I think University of Washington is perfect for me. My mom says,"If you achieve something that you thought was impossible then you will appreciate it your entire life". This quote inspires me everyday. With my stats, University of Washington is impossible but If i get the opportunity to attend University of Washington, I will forever appreciate it. I believe that I will do my 10o% best at the University of Washington. Attending University of Washington will be a privilege and though others might see University of Washington prestige to be the most enticing factor. I go beyond that to realize that University of Washington has the world class curriculum of the major and amazing faculty. As I see it, there are two options: either I can go to University of Washington, where I can learn from professors who are forefronts of their respective fields or I can go to a community college where I can learn from professors well-informed about what is happening at the forefront of business and economics.

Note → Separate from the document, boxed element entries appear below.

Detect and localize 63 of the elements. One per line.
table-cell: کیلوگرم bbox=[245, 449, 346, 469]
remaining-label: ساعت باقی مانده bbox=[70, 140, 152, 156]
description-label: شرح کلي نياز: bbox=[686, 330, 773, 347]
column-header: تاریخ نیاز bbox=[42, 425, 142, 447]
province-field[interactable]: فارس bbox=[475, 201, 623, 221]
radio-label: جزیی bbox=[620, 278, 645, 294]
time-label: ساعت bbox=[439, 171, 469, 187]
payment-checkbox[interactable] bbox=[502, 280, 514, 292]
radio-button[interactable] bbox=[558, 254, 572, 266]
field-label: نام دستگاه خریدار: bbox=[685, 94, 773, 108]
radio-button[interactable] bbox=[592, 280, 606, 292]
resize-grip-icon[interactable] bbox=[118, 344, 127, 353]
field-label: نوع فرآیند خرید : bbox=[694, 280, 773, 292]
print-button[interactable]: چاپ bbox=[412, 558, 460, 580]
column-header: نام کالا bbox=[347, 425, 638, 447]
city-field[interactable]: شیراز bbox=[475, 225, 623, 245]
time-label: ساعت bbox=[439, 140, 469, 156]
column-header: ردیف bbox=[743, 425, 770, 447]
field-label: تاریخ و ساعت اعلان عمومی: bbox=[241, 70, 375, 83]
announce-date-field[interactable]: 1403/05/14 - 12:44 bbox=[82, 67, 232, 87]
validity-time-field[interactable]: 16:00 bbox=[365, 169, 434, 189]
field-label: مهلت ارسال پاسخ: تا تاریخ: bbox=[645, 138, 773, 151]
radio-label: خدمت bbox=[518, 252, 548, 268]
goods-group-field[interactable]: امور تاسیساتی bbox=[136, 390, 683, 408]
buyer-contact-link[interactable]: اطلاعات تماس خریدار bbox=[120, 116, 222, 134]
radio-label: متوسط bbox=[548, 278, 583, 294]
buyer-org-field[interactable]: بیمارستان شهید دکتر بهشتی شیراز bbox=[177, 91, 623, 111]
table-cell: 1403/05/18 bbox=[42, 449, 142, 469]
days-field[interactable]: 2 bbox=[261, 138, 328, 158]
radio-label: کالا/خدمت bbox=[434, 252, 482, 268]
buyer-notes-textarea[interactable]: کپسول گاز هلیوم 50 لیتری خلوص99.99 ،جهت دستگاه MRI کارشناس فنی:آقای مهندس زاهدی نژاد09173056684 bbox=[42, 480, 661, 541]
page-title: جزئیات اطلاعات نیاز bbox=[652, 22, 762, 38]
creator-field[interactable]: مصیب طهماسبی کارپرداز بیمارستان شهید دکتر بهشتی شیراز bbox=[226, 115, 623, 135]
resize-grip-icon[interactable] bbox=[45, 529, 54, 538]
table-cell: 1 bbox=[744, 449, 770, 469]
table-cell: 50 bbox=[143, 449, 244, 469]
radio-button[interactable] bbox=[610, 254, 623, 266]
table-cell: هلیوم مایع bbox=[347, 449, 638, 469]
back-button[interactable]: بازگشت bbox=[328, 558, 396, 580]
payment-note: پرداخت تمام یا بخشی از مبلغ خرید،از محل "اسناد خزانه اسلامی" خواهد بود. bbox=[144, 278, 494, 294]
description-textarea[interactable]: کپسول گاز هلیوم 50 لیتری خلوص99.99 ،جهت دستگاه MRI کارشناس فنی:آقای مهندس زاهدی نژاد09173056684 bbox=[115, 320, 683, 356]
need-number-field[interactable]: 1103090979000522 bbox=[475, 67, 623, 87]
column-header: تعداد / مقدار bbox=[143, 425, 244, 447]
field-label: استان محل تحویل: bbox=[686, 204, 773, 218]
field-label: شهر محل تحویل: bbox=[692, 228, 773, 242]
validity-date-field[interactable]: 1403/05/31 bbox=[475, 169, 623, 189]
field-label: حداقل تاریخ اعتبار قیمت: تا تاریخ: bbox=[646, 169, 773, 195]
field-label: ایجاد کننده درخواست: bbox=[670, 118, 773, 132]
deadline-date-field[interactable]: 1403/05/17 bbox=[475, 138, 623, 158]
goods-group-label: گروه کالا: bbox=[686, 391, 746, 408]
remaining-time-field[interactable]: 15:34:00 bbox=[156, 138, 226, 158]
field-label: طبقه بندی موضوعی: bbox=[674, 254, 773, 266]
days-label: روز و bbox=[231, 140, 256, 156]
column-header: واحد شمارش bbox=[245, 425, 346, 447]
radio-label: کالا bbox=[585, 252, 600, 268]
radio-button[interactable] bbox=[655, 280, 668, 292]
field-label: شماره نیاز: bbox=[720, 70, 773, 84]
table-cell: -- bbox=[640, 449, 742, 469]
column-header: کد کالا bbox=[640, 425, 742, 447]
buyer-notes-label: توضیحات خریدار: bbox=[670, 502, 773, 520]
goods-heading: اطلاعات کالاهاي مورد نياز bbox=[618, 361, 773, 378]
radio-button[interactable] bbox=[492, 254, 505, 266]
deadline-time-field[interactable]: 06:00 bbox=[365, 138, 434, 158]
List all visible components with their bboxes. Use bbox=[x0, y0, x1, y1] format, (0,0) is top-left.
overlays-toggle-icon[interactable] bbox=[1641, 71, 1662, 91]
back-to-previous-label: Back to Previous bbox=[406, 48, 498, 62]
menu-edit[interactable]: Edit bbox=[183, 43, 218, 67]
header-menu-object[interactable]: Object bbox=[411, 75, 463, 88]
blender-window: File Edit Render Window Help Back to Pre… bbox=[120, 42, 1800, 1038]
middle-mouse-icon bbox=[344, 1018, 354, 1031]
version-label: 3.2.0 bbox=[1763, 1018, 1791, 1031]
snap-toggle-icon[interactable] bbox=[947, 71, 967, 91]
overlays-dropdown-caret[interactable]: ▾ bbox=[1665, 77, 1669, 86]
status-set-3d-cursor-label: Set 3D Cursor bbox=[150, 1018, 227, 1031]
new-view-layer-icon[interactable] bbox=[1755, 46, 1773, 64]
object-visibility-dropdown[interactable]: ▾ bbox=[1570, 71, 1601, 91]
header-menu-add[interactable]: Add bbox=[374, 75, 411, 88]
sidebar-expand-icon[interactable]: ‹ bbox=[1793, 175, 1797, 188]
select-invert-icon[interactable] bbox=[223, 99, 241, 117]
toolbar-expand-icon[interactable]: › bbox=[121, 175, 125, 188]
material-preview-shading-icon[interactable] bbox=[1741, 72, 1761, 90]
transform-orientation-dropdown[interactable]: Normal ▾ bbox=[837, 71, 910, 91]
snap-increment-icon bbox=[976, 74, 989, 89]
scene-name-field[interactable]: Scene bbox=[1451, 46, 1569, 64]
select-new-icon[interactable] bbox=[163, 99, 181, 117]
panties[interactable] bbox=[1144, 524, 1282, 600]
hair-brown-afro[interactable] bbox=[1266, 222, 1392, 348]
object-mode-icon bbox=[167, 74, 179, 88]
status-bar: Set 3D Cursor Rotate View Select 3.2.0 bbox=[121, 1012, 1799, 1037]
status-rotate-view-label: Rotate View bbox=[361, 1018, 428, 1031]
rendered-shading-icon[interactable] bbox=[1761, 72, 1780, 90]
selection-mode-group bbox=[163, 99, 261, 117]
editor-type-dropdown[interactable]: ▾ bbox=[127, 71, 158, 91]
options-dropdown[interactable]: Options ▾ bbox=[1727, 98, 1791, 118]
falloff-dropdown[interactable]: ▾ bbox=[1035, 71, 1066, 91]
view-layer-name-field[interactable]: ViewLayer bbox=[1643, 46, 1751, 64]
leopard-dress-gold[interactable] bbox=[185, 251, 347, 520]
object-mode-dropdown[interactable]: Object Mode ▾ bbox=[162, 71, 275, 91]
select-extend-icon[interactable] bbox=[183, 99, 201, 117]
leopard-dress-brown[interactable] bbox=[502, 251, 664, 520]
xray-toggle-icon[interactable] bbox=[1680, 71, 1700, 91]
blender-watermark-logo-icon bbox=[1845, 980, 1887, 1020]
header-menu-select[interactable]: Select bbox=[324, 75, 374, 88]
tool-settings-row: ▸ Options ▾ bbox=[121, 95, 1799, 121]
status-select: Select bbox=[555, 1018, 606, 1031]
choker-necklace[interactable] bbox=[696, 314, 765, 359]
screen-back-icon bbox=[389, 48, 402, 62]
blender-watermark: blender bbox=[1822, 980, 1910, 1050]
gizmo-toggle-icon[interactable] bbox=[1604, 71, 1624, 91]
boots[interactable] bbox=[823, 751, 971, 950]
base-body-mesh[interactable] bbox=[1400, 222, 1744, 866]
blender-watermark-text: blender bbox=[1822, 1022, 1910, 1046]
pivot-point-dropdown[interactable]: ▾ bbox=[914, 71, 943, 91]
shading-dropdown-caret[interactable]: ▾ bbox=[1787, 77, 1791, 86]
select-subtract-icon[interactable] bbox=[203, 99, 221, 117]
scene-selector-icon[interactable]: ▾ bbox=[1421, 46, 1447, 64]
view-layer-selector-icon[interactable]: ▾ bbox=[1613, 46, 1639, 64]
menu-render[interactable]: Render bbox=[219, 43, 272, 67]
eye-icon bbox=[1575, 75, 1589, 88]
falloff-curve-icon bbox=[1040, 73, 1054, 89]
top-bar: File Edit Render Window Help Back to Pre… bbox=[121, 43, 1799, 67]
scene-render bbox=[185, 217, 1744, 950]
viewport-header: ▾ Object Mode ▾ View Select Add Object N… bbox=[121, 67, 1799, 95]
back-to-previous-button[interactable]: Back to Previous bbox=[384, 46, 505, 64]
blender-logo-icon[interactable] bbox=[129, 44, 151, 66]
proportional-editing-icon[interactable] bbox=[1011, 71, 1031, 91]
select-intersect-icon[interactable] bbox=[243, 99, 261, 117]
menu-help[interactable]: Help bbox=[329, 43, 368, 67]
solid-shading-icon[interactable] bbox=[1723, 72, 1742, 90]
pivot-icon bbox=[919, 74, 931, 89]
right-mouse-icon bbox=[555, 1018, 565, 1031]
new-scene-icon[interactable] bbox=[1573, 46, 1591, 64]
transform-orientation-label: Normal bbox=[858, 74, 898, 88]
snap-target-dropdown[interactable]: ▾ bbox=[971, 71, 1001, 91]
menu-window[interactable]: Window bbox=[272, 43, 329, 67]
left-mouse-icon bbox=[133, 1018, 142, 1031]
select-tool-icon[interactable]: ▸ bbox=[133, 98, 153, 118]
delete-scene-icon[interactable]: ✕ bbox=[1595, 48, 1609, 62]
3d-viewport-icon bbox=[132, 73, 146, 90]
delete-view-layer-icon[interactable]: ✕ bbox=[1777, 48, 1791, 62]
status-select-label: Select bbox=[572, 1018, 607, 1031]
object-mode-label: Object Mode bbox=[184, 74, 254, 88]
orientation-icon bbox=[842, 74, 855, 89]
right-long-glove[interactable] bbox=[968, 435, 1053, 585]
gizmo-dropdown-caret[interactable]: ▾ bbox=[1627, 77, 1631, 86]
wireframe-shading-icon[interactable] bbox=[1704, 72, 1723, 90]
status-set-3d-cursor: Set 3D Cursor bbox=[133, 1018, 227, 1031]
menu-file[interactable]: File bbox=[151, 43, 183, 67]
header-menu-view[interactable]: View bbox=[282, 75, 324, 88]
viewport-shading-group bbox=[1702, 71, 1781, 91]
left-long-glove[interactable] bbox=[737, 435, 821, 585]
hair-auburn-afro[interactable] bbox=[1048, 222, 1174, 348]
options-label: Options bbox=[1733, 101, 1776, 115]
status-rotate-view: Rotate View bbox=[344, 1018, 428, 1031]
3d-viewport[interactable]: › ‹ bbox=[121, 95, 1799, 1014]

I would like to encourage you to consider my case in its entirety and see that my GPA and SAT scores are not reflective of my academic performance today. I would like to encourage you to offer me acceptance to University of Washington because, as my recent academic record shows, I am capable and willing ot take advantage of the opportunities a premier university like UW has to offer. Moreover, I would like to encourage you to see my life experiences, struggles and values as something which will add to the rich diversity at University of Washington.

Thank you for further consideration. I look forward to hearing back from you.